In a move that is either a sly marketing strategy, or penance for years of countless on-stage, diva-like bailouts, Guns N' Roses (well, really Axl Rose) has debuted the 14-year in the making album, Chinese Democracy a few days before its Best-Buy exclusive November 23 release date, fully streaming it on the band's MySpace page.
So head on over there and give it a listen. The reviews have overall been, while not terrible, lukewarm. I suppose it's only natural that expectations will kill you when you wait 17 years for a follow-up album and spend 14 of those years hyping said project.
What's fascinating here, is the way that Chinese Democracy has been marketed. While fans are certainly not expecting "Appetite 2," it's reasonable to assume that its release would be a big deal. It may be a tribute to the fact that the record company felt that it was not profitable to sell this album as a physical copy in ALL stores that truly cements the beginning of the end of an era where people go to the store to buy some physical form of music. Its exclusive release with Best Buy almost seems like a rare bonus, or an exception to the norm (which would be purchasing the download of the album.)

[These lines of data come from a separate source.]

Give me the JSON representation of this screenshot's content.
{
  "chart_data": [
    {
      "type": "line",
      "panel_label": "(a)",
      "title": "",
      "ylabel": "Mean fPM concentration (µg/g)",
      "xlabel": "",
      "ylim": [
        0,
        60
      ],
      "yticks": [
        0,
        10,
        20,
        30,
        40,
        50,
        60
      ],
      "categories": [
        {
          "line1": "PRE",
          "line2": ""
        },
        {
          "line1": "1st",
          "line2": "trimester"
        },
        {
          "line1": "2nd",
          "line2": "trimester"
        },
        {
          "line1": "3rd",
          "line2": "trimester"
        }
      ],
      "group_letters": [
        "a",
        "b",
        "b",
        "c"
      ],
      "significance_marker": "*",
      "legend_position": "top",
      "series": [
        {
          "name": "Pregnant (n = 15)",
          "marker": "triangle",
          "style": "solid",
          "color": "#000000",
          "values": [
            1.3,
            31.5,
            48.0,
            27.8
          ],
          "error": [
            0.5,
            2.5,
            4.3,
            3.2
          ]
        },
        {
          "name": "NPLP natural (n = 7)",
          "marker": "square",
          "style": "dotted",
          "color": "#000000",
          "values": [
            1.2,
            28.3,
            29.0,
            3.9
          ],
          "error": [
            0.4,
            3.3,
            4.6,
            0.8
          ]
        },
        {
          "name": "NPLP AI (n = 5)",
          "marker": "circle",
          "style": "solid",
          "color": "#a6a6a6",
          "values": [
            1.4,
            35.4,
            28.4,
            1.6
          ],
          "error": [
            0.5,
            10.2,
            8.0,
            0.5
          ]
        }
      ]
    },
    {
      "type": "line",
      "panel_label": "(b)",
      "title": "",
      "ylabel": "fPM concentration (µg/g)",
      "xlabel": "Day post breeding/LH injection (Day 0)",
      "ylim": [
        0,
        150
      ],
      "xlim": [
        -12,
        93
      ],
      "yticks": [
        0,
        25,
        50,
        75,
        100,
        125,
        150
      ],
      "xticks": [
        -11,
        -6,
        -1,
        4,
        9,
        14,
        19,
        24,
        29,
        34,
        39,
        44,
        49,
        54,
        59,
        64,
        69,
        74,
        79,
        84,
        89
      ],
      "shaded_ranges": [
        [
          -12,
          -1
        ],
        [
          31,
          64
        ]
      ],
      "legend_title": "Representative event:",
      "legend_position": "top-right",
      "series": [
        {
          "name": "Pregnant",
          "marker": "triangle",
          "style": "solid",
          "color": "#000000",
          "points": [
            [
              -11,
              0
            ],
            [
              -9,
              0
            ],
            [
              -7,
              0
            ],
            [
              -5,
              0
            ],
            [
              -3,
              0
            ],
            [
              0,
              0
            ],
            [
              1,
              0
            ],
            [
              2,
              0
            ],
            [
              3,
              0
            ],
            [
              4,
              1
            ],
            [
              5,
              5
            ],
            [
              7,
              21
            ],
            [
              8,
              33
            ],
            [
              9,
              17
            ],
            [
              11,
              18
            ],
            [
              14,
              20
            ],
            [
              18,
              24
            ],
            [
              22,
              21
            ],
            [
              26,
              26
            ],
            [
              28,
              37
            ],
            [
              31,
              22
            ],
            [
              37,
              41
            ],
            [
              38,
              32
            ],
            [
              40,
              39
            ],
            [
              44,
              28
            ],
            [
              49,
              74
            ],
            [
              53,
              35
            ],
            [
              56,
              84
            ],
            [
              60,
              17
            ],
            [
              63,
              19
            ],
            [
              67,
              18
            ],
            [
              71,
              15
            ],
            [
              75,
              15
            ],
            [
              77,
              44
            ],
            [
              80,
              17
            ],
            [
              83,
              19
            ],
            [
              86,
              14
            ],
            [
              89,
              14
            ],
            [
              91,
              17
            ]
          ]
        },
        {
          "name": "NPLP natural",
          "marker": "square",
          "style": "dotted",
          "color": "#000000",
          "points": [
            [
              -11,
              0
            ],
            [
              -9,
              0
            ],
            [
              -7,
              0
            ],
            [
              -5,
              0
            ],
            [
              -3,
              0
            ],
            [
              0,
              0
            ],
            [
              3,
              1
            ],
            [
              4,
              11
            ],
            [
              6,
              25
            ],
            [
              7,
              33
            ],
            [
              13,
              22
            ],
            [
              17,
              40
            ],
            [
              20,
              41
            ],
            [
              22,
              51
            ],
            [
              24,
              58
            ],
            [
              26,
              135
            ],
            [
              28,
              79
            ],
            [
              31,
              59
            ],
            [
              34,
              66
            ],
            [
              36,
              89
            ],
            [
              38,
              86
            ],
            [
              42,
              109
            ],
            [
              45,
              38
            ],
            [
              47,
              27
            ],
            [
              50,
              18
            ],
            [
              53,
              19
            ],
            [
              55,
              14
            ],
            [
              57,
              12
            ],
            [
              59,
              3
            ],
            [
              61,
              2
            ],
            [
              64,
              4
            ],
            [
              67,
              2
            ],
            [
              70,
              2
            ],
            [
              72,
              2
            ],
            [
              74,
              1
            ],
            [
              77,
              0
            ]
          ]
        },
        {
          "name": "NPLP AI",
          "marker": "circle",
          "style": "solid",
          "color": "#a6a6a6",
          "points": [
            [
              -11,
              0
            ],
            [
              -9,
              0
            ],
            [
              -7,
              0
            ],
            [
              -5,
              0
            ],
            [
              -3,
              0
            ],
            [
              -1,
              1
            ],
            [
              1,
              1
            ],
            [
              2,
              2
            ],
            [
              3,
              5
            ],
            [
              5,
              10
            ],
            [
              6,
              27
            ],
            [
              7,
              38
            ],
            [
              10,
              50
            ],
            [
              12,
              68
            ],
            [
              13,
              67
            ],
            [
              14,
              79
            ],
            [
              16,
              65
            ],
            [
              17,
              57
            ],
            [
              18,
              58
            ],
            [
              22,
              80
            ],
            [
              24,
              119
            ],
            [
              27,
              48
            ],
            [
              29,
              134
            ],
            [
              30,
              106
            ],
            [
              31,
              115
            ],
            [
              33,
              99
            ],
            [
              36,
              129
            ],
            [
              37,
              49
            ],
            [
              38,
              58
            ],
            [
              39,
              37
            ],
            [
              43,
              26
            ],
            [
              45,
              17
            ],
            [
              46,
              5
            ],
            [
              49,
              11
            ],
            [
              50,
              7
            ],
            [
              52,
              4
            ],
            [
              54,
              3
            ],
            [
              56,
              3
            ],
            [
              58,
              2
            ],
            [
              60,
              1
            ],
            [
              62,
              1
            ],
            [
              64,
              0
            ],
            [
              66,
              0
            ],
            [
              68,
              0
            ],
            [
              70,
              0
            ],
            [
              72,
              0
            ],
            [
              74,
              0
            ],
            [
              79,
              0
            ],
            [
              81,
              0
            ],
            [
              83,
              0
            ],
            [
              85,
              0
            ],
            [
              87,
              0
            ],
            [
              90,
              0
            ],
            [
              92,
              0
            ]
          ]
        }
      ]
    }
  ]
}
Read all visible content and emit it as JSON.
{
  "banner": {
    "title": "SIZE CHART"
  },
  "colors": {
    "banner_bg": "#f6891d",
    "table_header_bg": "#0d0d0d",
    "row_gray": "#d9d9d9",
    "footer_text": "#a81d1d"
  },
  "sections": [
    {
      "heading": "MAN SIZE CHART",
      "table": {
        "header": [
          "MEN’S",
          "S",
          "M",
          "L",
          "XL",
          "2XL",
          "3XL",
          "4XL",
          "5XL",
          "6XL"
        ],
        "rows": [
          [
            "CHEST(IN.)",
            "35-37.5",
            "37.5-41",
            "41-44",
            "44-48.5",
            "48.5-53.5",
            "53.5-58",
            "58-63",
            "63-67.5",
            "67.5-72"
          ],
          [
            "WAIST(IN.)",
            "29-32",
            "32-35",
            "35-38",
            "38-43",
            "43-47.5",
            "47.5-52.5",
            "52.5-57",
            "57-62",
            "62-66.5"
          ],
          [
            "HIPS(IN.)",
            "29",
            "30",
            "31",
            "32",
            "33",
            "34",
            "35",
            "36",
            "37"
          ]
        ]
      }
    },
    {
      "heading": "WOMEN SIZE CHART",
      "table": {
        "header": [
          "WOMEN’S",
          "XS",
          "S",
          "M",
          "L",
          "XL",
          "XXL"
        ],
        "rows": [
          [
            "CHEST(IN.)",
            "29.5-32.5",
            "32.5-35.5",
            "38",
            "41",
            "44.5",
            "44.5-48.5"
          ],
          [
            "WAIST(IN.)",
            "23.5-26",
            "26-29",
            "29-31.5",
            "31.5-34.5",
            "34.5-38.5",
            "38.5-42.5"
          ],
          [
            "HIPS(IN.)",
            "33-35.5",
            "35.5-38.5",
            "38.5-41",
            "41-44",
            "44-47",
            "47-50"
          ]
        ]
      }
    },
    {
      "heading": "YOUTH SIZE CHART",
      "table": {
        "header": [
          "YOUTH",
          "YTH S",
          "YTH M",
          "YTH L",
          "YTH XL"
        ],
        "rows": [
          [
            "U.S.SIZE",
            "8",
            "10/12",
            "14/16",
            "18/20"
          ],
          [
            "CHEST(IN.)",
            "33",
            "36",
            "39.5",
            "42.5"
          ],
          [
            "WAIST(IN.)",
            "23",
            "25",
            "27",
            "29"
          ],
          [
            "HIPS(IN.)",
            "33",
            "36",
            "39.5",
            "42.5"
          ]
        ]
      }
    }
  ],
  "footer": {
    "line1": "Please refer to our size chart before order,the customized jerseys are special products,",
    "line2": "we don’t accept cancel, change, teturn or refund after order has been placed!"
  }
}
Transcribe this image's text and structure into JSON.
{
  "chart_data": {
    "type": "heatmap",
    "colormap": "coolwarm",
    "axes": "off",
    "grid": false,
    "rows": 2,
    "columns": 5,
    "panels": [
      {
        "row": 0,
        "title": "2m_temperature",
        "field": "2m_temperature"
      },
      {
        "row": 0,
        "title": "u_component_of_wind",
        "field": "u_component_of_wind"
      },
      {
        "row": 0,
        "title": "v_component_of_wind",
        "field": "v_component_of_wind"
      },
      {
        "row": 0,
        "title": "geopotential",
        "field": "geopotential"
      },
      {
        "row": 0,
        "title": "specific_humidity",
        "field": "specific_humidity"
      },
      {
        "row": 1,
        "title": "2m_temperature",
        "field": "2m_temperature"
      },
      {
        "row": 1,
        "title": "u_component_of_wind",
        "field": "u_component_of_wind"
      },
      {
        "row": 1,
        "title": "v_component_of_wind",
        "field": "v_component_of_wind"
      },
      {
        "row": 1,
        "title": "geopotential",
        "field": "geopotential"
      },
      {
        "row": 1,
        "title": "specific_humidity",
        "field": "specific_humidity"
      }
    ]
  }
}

With huge artists like Nine Inch Nails and Prince (just to name a few) experimenting with releasing albums exclusively online, the fact that you can't walk into your local Wal-Mart and buy a copy of the first new Guns N' Roses album in 17 years, is a huge statement to how the music industry is attempting to adapt to the changing world. If Chinese Democracy had hit just 10 years ago, it would have been hugely hyped on television, with aisle displays in every store across the country, and even huge online hype. Now, it seems we have the "grassroots" strategy of selling music in a time when purchasing it seems to have lost its directness.